L’art de faire naître un tiers-lieu enraciné dans son territoire

14 novembre 2025

À la rencontre des vignes et des paysages de la Drôme

Qu’est-ce qu’un tiers-lieu, et pourquoi fleurissent-ils en Drôme et ailleurs ?

Les pierres chaudes, les volets les yeux mi-clos sur la place du village, une vieille grange qu’on a réhabilitée : dans la Drôme comme dans tant de coins de campagne, les tiers-lieux poussent. Mais qu’est-ce qu’un tiers-lieu, exactement ? Derrière ce mot, il y a bien plus qu’un simple local partagé. C’est une ruche, un vivant, où se mêlent traditions artisanales, coworking, rencontres, culture, et même parfois jardin collectif ou brasserie. L’Institut National de la Jeunesse et de l’Éducation Populaire (INJEP) recense plus de 3 500 tiers-lieux en France en 2023, un chiffre qui a doublé en quatre ans (source : Étude France Tiers-Lieux).

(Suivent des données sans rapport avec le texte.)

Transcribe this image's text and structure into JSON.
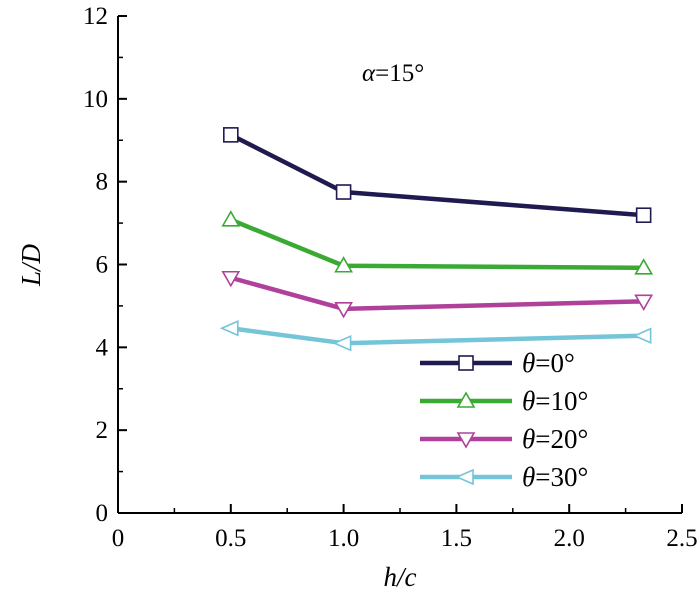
{
  "chart_data": {
    "type": "line",
    "xlabel": "h/c",
    "ylabel": "L/D",
    "xlim": [
      0,
      2.5
    ],
    "ylim": [
      0,
      12
    ],
    "xticks": [
      "0",
      "0.5",
      "1.0",
      "1.5",
      "2.0",
      "2.5"
    ],
    "xtick_values": [
      0,
      0.5,
      1.0,
      1.5,
      2.0,
      2.5
    ],
    "yticks": [
      "0",
      "2",
      "4",
      "6",
      "8",
      "10",
      "12"
    ],
    "ytick_values": [
      0,
      2,
      4,
      6,
      8,
      10,
      12
    ],
    "grid": false,
    "legend_position": "bottom-right",
    "annotation": "α=15°",
    "x": [
      0.5,
      1.0,
      2.33
    ],
    "series": [
      {
        "name": "θ=0°",
        "values": [
          9.13,
          7.75,
          7.19
        ],
        "color": "#1f1a4f",
        "marker": "square"
      },
      {
        "name": "θ=10°",
        "values": [
          7.08,
          5.97,
          5.92
        ],
        "color": "#3aaa35",
        "marker": "triangle-up"
      },
      {
        "name": "θ=20°",
        "values": [
          5.68,
          4.93,
          5.11
        ],
        "color": "#b0419a",
        "marker": "triangle-down"
      },
      {
        "name": "θ=30°",
        "values": [
          4.46,
          4.1,
          4.28
        ],
        "color": "#74c5d8",
        "marker": "triangle-left"
      }
    ]
  }
}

Leur raison d’être : retisser du lien, encourager l’esprit d’initiative, transformer l’usage des espaces collectifs. En Drôme, la demande est palpable : 42 % des communes rurales se disent intéressées par un projet de tiers-lieu selon l’Association Nationale des Collectivités pour la Culture (ANCC). Les réseaux locaux, comme RFFLabs ou La Coopérative des Tiers-Lieux d’Auvergne-Rhône-Alpes, témoignent d’un foisonnement fertile, porté tant par des collectifs que par de petites mairies, des associations ou des indépendants revenus de la ville.

Cartographier les ressources et les besoins de son territoire

À l’origine de chaque tiers-lieu, il y a la même question : que manque-t-il ici, et quels désirs cherchent à éclore ? Observer, rencontrer, écouter : c’est la première saison du projet. Les exemples loquaces ne manquent pas dans la région : “Le Bouchon” à Crest est né autour d’une passion partagée pour la rénovation et le vin nature, tandis que “La Fabrique” à Die mise sur l’association d’un atelier bois, d’un café et d’un espace pour les associations locales.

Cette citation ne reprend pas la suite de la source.